5. Rice - $1 per kilo

It is quite cheap to buy local exotic fruits, which are better to look for in local markets: there is more choice, prices are lower and you can always bargain with sellers. A kilo of dragon fruit costs about $2, just like a kilo of mango.

Local transport costs about $0.3-$0.5 per person.

Medicine and education

Thailand is distinguished by a fairly high quality of medical care: people from other countries deliberately come here for treatment.

Traditionally, medicine is divided into two categories: private and public. It is the state that accounts for most of the institutions in the healthcare sector, and services are provided under insurance programs. Health insurance policies in the country are in great demand and have more than 90% of the population.

Despite the spread of policies and government intervention, medicine in Thailand remains predominantly paid, although in public clinics the cost of services is much lower than in private ones.

Also in the country, as well as throughout Asia, alternative medicine methods are common: acupuncture, massages, herbal decoctions, and others.

Education is well developed. As in most countries in Europe and Asia, Thailand provides a basic free 12-year schooling, of which only 9 classes are compulsory.

To enter a higher educational institution, it is necessary to complete all 12 classes.
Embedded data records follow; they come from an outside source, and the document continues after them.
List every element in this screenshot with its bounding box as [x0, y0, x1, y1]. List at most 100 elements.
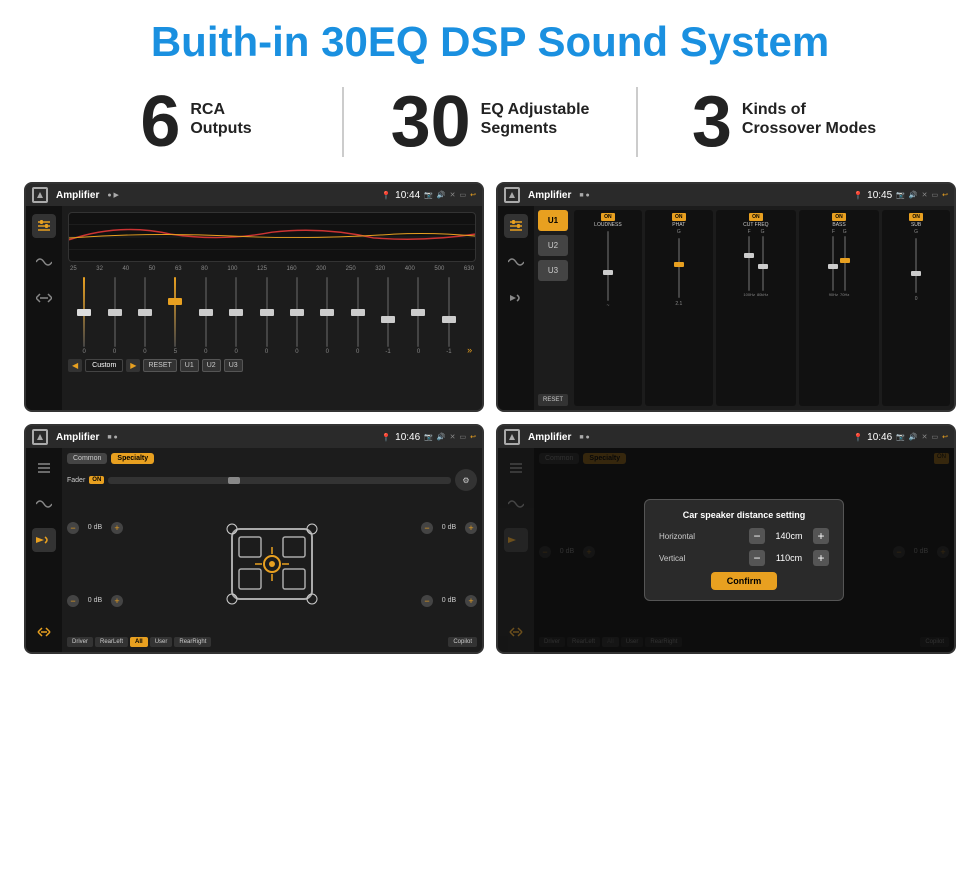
- eq-slider-5[interactable]: 0: [222, 275, 250, 355]
- horizontal-label: Horizontal: [659, 532, 695, 541]
- fader-on-badge: ON: [89, 476, 104, 484]
- sidebar-icon-arrows[interactable]: [32, 286, 56, 310]
- stat-label-eq-bottom: Segments: [481, 119, 590, 138]
- eq-slider-7[interactable]: 0: [283, 275, 311, 355]
- eq-slider-0[interactable]: 0: [70, 275, 98, 355]
- vol-left-top-value: 0 dB: [81, 524, 109, 531]
- sidebar-icon-fader-wave[interactable]: [32, 492, 56, 516]
- eq-prev-btn[interactable]: ◀: [68, 359, 82, 372]
- sidebar-icon-cross-wave[interactable]: [504, 250, 528, 274]
- vol-left-bot-value: 0 dB: [81, 597, 109, 604]
- eq-u2-btn[interactable]: U2: [202, 359, 221, 372]
- stat-number-crossover: 3: [692, 86, 732, 158]
- eq-slider-9[interactable]: 0: [344, 275, 372, 355]
- tab-common[interactable]: Common: [67, 453, 107, 464]
- pos-rearright[interactable]: RearRight: [174, 637, 211, 647]
- main-area-crossover: U1 U2 U3 RESET ON LOUDNESS: [534, 206, 954, 410]
- cutfreq-on: ON: [749, 213, 763, 221]
- sub-label: SUB: [911, 222, 921, 228]
- horizontal-minus-btn[interactable]: −: [749, 528, 765, 544]
- vol-left-bot-plus[interactable]: +: [111, 595, 123, 607]
- eq-slider-12[interactable]: -1: [435, 275, 463, 355]
- vol-right-bot-value: 0 dB: [435, 597, 463, 604]
- time-eq: 10:44: [395, 190, 420, 201]
- pos-driver[interactable]: Driver: [67, 637, 93, 647]
- stat-number-rca: 6: [140, 86, 180, 158]
- app-name-eq: Amplifier: [56, 190, 99, 201]
- stat-label-crossover-top: Kinds of: [742, 100, 876, 119]
- sidebar-icon-fader-active[interactable]: [32, 528, 56, 552]
- confirm-button[interactable]: Confirm: [711, 572, 778, 590]
- eq-slider-1[interactable]: 0: [100, 275, 128, 355]
- sub-on: ON: [909, 213, 923, 221]
- stats-row: 6 RCA Outputs 30 EQ Adjustable Segments …: [0, 76, 980, 176]
- vol-right-top-value: 0 dB: [435, 524, 463, 531]
- pos-all[interactable]: All: [130, 637, 148, 647]
- time-dialog: 10:46: [867, 432, 892, 443]
- eq-slider-4[interactable]: 0: [192, 275, 220, 355]
- loudness-label: LOUDNESS: [594, 222, 622, 228]
- sidebar-icon-fader-arrows[interactable]: [32, 620, 56, 644]
- eq-slider-2[interactable]: 0: [131, 275, 159, 355]
- app-name-fader: Amplifier: [56, 432, 99, 443]
- dialog-title: Car speaker distance setting: [659, 510, 829, 520]
- sidebar-icon-cross-active[interactable]: [504, 214, 528, 238]
- eq-slider-8[interactable]: 0: [313, 275, 341, 355]
- vol-left-bot-minus[interactable]: −: [67, 595, 79, 607]
- screen-fader: Amplifier ■ ● 📍 10:46 📷 🔊 ✕ ▭ ↩: [24, 424, 484, 654]
- eq-u1-btn[interactable]: U1: [180, 359, 199, 372]
- eq-u3-btn[interactable]: U3: [224, 359, 243, 372]
- vertical-label: Vertical: [659, 554, 685, 563]
- screen-eq: Amplifier ● ▶ 📍 10:44 📷 🔊 ✕ ▭ ↩: [24, 182, 484, 412]
- fader-settings-btn[interactable]: ⚙: [455, 469, 477, 491]
- preset-u2[interactable]: U2: [538, 235, 568, 256]
- time-crossover: 10:45: [867, 190, 892, 201]
- sidebar-icon-cross-vol[interactable]: [504, 286, 528, 310]
- eq-reset-btn[interactable]: RESET: [143, 359, 176, 372]
- time-fader: 10:46: [395, 432, 420, 443]
- vol-left-top-plus[interactable]: +: [111, 522, 123, 534]
- eq-slider-10[interactable]: -1: [374, 275, 402, 355]
- status-bar-eq: Amplifier ● ▶ 📍 10:44 📷 🔊 ✕ ▭ ↩: [26, 184, 482, 206]
- stat-label-eq-top: EQ Adjustable: [481, 100, 590, 119]
- eq-graph: [68, 212, 476, 262]
- phat-on: ON: [672, 213, 686, 221]
- sidebar-icon-eq-active[interactable]: [32, 214, 56, 238]
- home-icon-fader: [32, 429, 48, 445]
- pos-user[interactable]: User: [150, 637, 173, 647]
- stat-eq: 30 EQ Adjustable Segments: [354, 86, 626, 158]
- tab-specialty[interactable]: Specialty: [111, 453, 154, 464]
- sidebar-fader: [26, 448, 62, 652]
- sidebar-icon-dialog-wave: [504, 492, 528, 516]
- eq-slider-3[interactable]: 5: [161, 275, 189, 355]
- screen-content-eq: 253240506380100125160200250320400500630 …: [26, 206, 482, 410]
- sidebar-icon-dialog-arrows: [504, 620, 528, 644]
- horizontal-plus-btn[interactable]: +: [813, 528, 829, 544]
- pos-copilot[interactable]: Copilot: [448, 637, 477, 647]
- eq-slider-6[interactable]: 0: [252, 275, 280, 355]
- eq-bottom: ◀ Custom ▶ RESET U1 U2 U3: [68, 359, 476, 372]
- vol-right-bot-plus[interactable]: +: [465, 595, 477, 607]
- screenshots-grid: Amplifier ● ▶ 📍 10:44 📷 🔊 ✕ ▭ ↩: [0, 176, 980, 674]
- vertical-plus-btn[interactable]: +: [813, 550, 829, 566]
- sidebar-icon-wave[interactable]: [32, 250, 56, 274]
- status-bar-crossover: Amplifier ■ ● 📍 10:45 📷 🔊 ✕ ▭ ↩: [498, 184, 954, 206]
- cross-reset-btn[interactable]: RESET: [538, 394, 568, 406]
- vol-right-bot-minus[interactable]: −: [421, 595, 433, 607]
- vol-left-top-minus[interactable]: −: [67, 522, 79, 534]
- distance-dialog: Car speaker distance setting Horizontal …: [644, 499, 844, 601]
- status-bar-fader: Amplifier ■ ● 📍 10:46 📷 🔊 ✕ ▭ ↩: [26, 426, 482, 448]
- vertical-minus-btn[interactable]: −: [749, 550, 765, 566]
- preset-u1[interactable]: U1: [538, 210, 568, 231]
- vol-right-top-minus[interactable]: −: [421, 522, 433, 534]
- sidebar-crossover: [498, 206, 534, 410]
- vol-right-top-plus[interactable]: +: [465, 522, 477, 534]
- car-diagram: [217, 519, 327, 609]
- eq-next-btn[interactable]: ▶: [126, 359, 140, 372]
- sidebar-icon-fader-eq[interactable]: [32, 456, 56, 480]
- pos-rearleft[interactable]: RearLeft: [95, 637, 128, 647]
- home-icon-eq: [32, 187, 48, 203]
- preset-u3[interactable]: U3: [538, 260, 568, 281]
- app-name-crossover: Amplifier: [528, 190, 571, 201]
- eq-slider-11[interactable]: 0: [404, 275, 432, 355]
There are currently 170 universities in Thailand, but it cannot be said that they enjoy great prestige in the international scientific community or are considered attractive to foreign students.

Working days and holidays

1. January 1-3 - New Year

2. February 1-3 - Chinese New Year

3. April 6 - Chakri Day

4. April 13-15 - Songkran

5. May 1 - Labor Day

6. July 28 - Birthday of King Vajiralongkorn

7. August 12 - The Queen's Birthday

8. October 13 - Anniversary of the death of King Bhumibol

9. October 23 - Chulalongkorn Day

10. December 5 - Birthday of King Bhumibol

11. December 10 - Constitution Day

12. December 25 - Catholic Christmas


Thais are open, straightforward people, living at their own pace, not always clear to a European. Many local habits will surprise a visitor: a high degree of religiosity or inability (by the standards of Europeans again) to handle money.

Many characteristic features of the mentality are associated with the most common religion in Thailand - Buddhism. Its adherents often look at life philosophically, and do not tolerate haste - and this applies even to the service sector: the rule of pleasing the client in all possible ways does not always work in this country.

As in most Asian countries, collectivism prevails in Thailand - national interests always prevail over individual ones, and this is also expressed in behavior.


The attitude towards cryptocurrencies in Thailand can be described rather as negative. The government is not very interested in the development of this sector, and on April 1, 2022, the use of digital assets as a means of payment was banned in the country. This is due to concerns about the potential threat of cryptocurrencies to the Thai economy and monetary policy.

At the same time, the turnover of assets between individuals can be carried out freely. The local population is allowed to buy and sell cryptocurrencies on the stock exchange, exchange them, and hold them as an investment or accumulation tool. However, it cannot be said that the Thais are too actively using this opportunity.


Thailand is a country with a unique nature and cultural context, which has become one of the most popular tourist destinations in the world. Now it continues to develop and is worth visiting at least not for a long time - and someone sees this place with a leisurely exotic lifestyle as an ideal place to move forever.